The comments landed while STRC dropped below $76, extending the selloff in one of Michael Saylor’s most important preferred-stock vehicles. STRC’s discount has turned into a visible stress point because the security was designed to trade closer to par while paying an 11.50% annual cash dividend.
MSTR Selloff Keeps Pressure On Saylor’s Capital Stack
Strategy’s common stock has also been hit hard. MSTR recently traded near $82, keeping the stock roughly 85% below its November 2024 all-time high and leaving investors focused on whether the company can keep raising capital efficiently while Bitcoin trades far below Strategy’s average purchase price.

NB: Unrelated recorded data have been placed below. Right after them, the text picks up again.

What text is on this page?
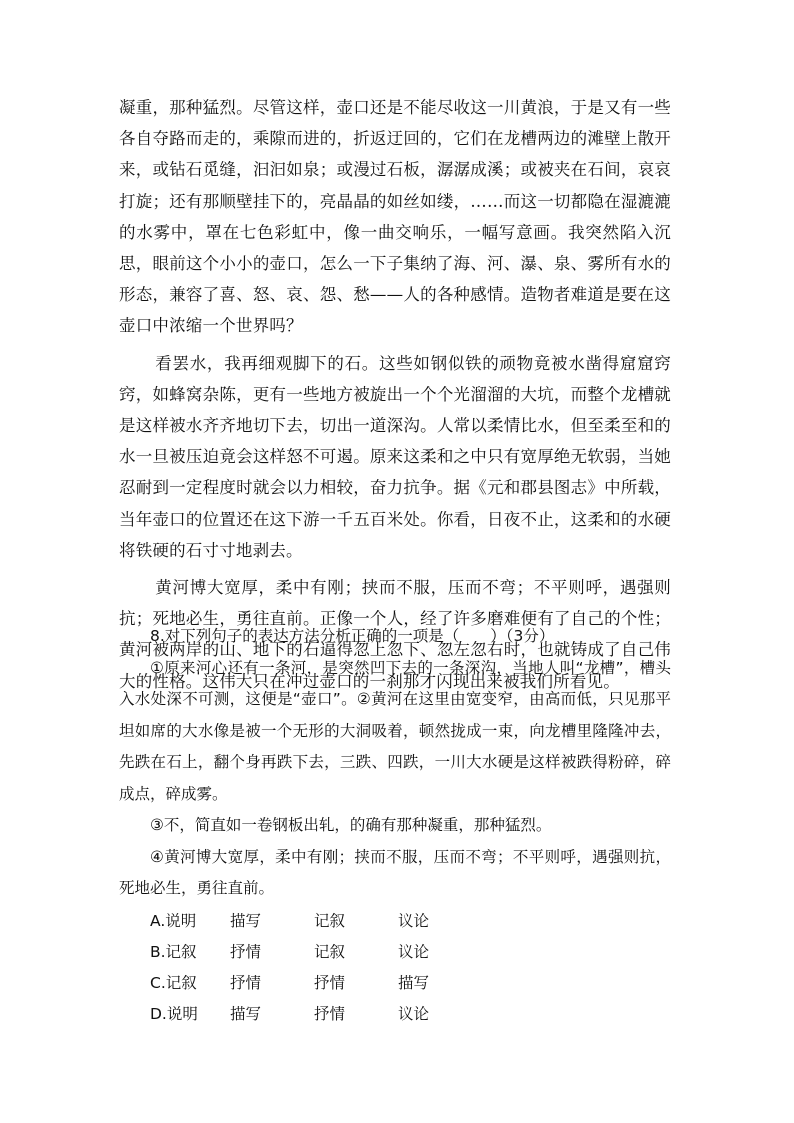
凝重，那种猛烈。尽管这样，壶口还是不能尽收这一川黄浪，于是又有一些各自夺路而走的，乘隙而进的，折返迂回的，它们在龙槽两边的滩壁上散开来，或钻石觅缝，汩汩如泉；或漫过石板，潺潺成溪；或被夹在石间，哀哀打旋；还有那顺壁挂下的，亮晶晶的如丝如缕，……而这一切都隐在湿漉漉的水雾中，罩在七色彩虹中，像一曲交响乐，一幅写意画。我突然陷入沉思，眼前这个小小的壶口，怎么一下子集纳了海、河、瀑、泉、雾所有水的形态，兼容了喜、怒、哀、怨、愁——人的各种感情。造物者难道是要在这壶口中浓缩一个世界吗？

看罢水，我再细观脚下的石。这些如钢似铁的顽物竟被水凿得窟窟窍窍，如蜂窝杂陈，更有一些地方被旋出一个个光溜溜的大坑，而整个龙槽就是这样被水齐齐地切下去，切出一道深沟。人常以柔情比水，但至柔至和的水一旦被压迫竟会这样怒不可遏。原来这柔和之中只有宽厚绝无软弱，当她忍耐到一定程度时就会以力相较，奋力抗争。据《元和郡县图志》中所载，当年壶口的位置还在这下游一千五百米处。你看，日夜不止，这柔和的水硬将铁硬的石寸寸地剥去。

黄河博大宽厚，柔中有刚；挟而不服，压而不弯；不平则呼，遇强则抗；死地必生，勇往直前。正像一个人，经了许多磨难便有了自己的个性；黄河被两岸的山、地下的石逼得忽上忽下、忽左忽右时，也就铸成了自己伟大的性格。这伟大只在冲过壶口的一刹那才闪现出来被我们所看见。

8.对下列句子的表达方法分析正确的一项是（　　）（3分）

①原来河心还有一条河，是突然凹下去的一条深沟，当地人叫“龙槽”，槽头入水处深不可测，这便是“壶口”。②黄河在这里由宽变窄，由高而低，只见那平坦如席的大水像是被一个无形的大洞吸着，顿然拢成一束，向龙槽里隆隆冲去，先跌在石上，翻个身再跌下去，三跌、四跌，一川大水硬是这样被跌得粉碎，碎成点，碎成雾。

③不，简直如一卷钢板出轧，的确有那种凝重，那种猛烈。

④黄河博大宽厚，柔中有刚；挟而不服，压而不弯；不平则呼，遇强则抗，死地必生，勇往直前。

A.说明	描写	记叙	议论
B.记叙	抒情	记叙	议论
C.记叙	抒情	抒情	描写
D.说明	描写	抒情	议论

The stock’s decline had already pushed Strategy shares near a two-year low as the company’s Bitcoin treasury traded underwater. Strategy holds 847,363 BTC at an average cost of $75,651, while Bitcoin recently traded near $60,375.
That gap turns every funding decision into a market test. Common-stock issuance becomes more dilutive when MSTR is weak, while preferred-stock issuance becomes harder when STRC trades far below par. Strategy can still point to Bitcoin conviction, cash reserves and long-term treasury strategy, but the securities used to support that model are now being repriced by the market.
The pressure is no longer only about price action. A Rosen securities probe has added legal overhang to the MSTR and STRC selloff, covering Strategy securities trading under MSTR, STRF, STRC, STRK and STRD. That probe does not represent a court finding or regulator action, but it widens the investor-risk track around Strategy’s disclosures and capital structure.
Ripple Pushes Utility Argument Against Treasury Engineering
Garlinghouse used the Strategy criticism to draw a broader line between utility-driven digital assets and balance-sheet engineering. Ripple’s own pitch remains centered on payments, liquidity and institutional settlement rather than holding Bitcoin as a leveraged treasury asset.
That argument has become more central to Ripple’s public positioning after its acquisitions and payments expansion. Garlinghouse has pointed to large legacy payment flows processed by acquired businesses, with almost none of that volume moving through crypto rails, as evidence that the real opportunity is moving institutional payments and treasury activity onto faster digital infrastructure.
Ripple’s utility argument also sits behind its XRP and stablecoin strategy. The company has continued to frame XRP, RLUSD and Ripple Payments around settlement, cross-border liquidity and institutional workflows, even as XRP itself remains exposed to market cycles and technical weakness.
Garlinghouse’s critique now puts Ripple directly against Saylor’s Bitcoin-treasury model. Strategy remains focused on accumulating BTC through securities issuance and long-term Bitcoin exposure, while Ripple is arguing that crypto winners will be defined by payments utility, settlement volume and real institutional usage. MSTR traded near $82, STRC remained about 25% below par and Bitcoin held near $60,375 as that debate moved from theory into live market stress.